Hainault Forest Website

 Designed by Brian Ecott

 SOCIAL HISTORY

Annie Shean

  by Raymond Small & Elaine Wiltshire

 

The Shean Family gather in Hainault Forest at Whitsun in 1938.

 

 

 

 

Annie Shean 1938

 

 

 

John Shean lived in Bow and built boats and barges. He married Susanna Bailey and later re-married her sister, Caroline. The family had a strong nautical background. John and Caroline had a son called Josiah, who was born in Bow on 29th September, 1861. Josiah was listed in the Thames Watermen and Lightermen records of 1878, but by age 19, had found employment in a chemist's warehouse.

 

Josiah married Annie Azubah Horton on 17th September, 1882 in St. Leonard's St May, Bromley in the Borough of Tower Hamlets. They had five daughters and two sons; Florence, Beatrice, Annie Miriam, Ivy Barbara, Elizabeth Althea, Josiah Henry William and Horace Horton. Sadly, the 1911 Census shows that two other children died, but no further details are known. While Mother stayed at home to look after the children, Josiah changed from being a warehouseman to a gas attendant. By 1901, he was an artificer (archaic term for 'skilled craftsman') at the Royal Mint. Twenty years on, he was still working at the Royal Mint, based in the Electrical Department.

 

Josiah and family moved homes a lot and lived in Aldgate, Tottenham and Ilford High Road. Annie, his wife, died in 1927 and it is uncertain if she actually moved into the New North Road cottages. However records show that in the 30's, three members of the Shean family were now occupying 12 New North Road, Chigwell Row, which was the place where they would settle. Josiah, now receiving a Civil Servant's pension, moved there with his two daughters Beatrice and Annie. Beatrice was incapacitated and Miss Shean was doing unpaid domestic duties.

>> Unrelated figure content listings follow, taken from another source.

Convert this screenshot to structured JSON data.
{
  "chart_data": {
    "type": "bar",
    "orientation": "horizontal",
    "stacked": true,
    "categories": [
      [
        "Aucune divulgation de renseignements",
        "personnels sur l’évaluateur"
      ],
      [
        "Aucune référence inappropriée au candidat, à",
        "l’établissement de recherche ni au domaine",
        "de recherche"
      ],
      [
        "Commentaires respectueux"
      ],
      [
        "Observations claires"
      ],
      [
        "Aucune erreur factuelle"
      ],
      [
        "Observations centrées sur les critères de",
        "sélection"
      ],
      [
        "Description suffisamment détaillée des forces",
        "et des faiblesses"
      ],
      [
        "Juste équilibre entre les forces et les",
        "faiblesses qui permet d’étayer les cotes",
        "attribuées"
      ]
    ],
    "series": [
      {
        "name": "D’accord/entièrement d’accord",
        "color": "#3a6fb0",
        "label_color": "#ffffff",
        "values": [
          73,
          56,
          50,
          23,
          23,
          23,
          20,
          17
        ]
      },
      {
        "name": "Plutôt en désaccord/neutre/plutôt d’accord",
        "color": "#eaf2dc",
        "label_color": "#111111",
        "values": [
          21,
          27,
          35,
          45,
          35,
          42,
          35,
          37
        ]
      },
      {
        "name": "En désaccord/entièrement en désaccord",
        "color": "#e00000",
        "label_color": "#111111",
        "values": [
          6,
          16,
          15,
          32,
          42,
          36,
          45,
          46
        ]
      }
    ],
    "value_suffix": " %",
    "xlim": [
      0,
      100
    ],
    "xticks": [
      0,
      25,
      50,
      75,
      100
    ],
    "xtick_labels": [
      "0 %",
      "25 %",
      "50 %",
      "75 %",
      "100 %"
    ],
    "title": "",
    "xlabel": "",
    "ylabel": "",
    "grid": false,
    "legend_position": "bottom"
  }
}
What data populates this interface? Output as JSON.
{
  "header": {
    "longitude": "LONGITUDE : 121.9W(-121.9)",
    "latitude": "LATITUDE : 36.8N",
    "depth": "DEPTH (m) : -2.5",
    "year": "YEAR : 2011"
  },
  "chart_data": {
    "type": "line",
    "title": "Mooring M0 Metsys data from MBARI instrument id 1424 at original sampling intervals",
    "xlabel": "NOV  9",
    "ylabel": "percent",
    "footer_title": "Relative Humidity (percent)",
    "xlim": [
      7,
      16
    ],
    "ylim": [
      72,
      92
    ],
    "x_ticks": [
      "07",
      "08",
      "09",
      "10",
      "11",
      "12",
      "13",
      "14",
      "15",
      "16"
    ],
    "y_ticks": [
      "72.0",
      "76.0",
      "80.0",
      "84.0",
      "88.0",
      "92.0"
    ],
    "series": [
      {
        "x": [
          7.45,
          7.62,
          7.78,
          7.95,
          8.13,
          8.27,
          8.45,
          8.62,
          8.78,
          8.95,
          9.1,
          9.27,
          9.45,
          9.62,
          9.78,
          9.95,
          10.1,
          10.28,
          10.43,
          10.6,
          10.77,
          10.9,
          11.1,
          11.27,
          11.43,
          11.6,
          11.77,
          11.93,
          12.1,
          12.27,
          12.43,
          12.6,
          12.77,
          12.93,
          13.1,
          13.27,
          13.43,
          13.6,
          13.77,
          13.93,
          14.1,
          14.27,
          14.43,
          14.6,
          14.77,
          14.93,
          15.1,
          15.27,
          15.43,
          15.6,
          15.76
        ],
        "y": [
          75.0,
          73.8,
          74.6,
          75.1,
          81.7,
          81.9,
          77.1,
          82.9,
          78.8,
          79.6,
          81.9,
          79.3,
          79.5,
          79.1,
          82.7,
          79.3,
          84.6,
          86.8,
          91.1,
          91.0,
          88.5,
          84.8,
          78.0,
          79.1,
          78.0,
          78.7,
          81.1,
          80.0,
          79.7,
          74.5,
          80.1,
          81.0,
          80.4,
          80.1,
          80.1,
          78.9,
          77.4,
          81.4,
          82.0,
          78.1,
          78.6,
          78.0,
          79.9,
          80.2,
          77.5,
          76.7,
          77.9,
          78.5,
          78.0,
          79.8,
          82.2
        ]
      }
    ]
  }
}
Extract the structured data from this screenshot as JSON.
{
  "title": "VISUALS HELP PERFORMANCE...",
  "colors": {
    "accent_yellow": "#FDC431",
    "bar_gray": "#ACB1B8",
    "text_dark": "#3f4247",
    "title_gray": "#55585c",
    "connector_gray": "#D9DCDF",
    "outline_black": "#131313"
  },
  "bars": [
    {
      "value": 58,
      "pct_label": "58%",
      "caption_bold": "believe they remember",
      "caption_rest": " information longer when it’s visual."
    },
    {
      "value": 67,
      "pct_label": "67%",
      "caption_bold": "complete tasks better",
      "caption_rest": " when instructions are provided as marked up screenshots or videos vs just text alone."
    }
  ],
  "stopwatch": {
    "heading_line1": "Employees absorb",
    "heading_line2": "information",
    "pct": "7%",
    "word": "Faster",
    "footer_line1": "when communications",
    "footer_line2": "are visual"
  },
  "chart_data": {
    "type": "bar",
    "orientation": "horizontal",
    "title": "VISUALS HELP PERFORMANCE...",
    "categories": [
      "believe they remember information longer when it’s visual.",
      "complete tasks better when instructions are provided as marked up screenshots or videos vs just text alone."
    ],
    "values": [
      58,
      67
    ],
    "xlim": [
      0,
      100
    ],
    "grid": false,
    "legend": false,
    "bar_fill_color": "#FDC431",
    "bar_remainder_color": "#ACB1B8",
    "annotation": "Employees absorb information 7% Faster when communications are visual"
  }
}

The address changed to 692 New North Road, Hainault when the new estate was built after World War II.

 

John E Bowen also lived at the premises in 1939. He made nautical and aeronautical items. There was a Hainault company specialising in this type of work. They were originally clockmakers that began making sextants and chronometers for ships in the River Thames. Their factory produced marine and aircraft instrumentation including sonar. This company would later become 'Kelvin Hughes'. Similar work was done by Plessey, a firm that took over a three-mile stretch of tunnel from Gants Hill to Leytonstone during World War II, converting it into a factory to make aircraft components. The tunnel gave protection against air raids to ensure that the production line was not hindered when bombs fell. This tunnel became part of the Central Line Underground network afterwards.

 

A tree blocks the light getting into Miss Shean's front room window. 1971

 

Josiah Shean passed away in 1949 and Beatrice in 1966, aged 79. This left Annie Shean in the cottage alone. Annie, or 'Miss Shean' as she was commonly known, was a quiet, reserved lady. Born in Stratford in 1889 and baptised in the Parish of St. Marks, Whitechapel eight years later. She worked as a Domestic Servant when younger and remained a spinster all her life.

 

The living room in Miss Shean's cottage was always dark. This was due to a tree outside the front window blocking the light. Once when wasps were proving to be a particular nuisance, our mother made Miss Shean a wasp trap. A piece of string was tied around a jam jar neck to form a handle. The jar was then half filled with water and a tablespoon of sweet strawberry jam dropped in. It was then hung outside on a tree. The next day, 6-7 wasps had drowned while attempting to get the jam. This procedure was repeated. Quite a few flying pests met their demise this way. Before aerosols this was a common way to kill wasps and better for the environment than using poisonous sprays.

 

Miss Shean taught Elaine (author) how to make beads from wallpaper which were strung together to make bracelets and necklaces.

 

This was once a traditional craft, revived in the 1920's, where wallpaper was rolled around knitting needles and paste applied to stick it together. The shape and size of the beads could be varied by altering the triangular cut of paper being rolled. When dry, the beads were polished with vanish. This helped protect the paper  from moisture, but it wasn't a good idea to get the beads too wet. In Victorian times, when this craft probably started, wallpapers coloured green, contained the highly poisonous element, arsenic.

 

The shape and size of the wallpaper beads could be varied,

 

It is likely that a few Victorian ladies fell ill due to arsenic poisoning caused by their handmade jewellery. Luckily, Miss Shean's were made when modern wallpapers were safer. During the 1960's, wallpaper shops were found in most High Streets. These gradually disappeared when the large D-I-Y stores started emerging. Shopkeepers would discard outdated wallpaper sample books and children would sometimes ask for these because they could use the plain side as drawing paper.

 

When the New North Road cottages were due for demolition, Miss Shean moved to new accommodation next to St. Paul's Church in Arrowsmith Road, where she lived out the rest of her days.

 

 

Beatrice Shean receives a postcard celebrating New Zealand's first Balloon Post. This letter eventually got to number 692 after several tries.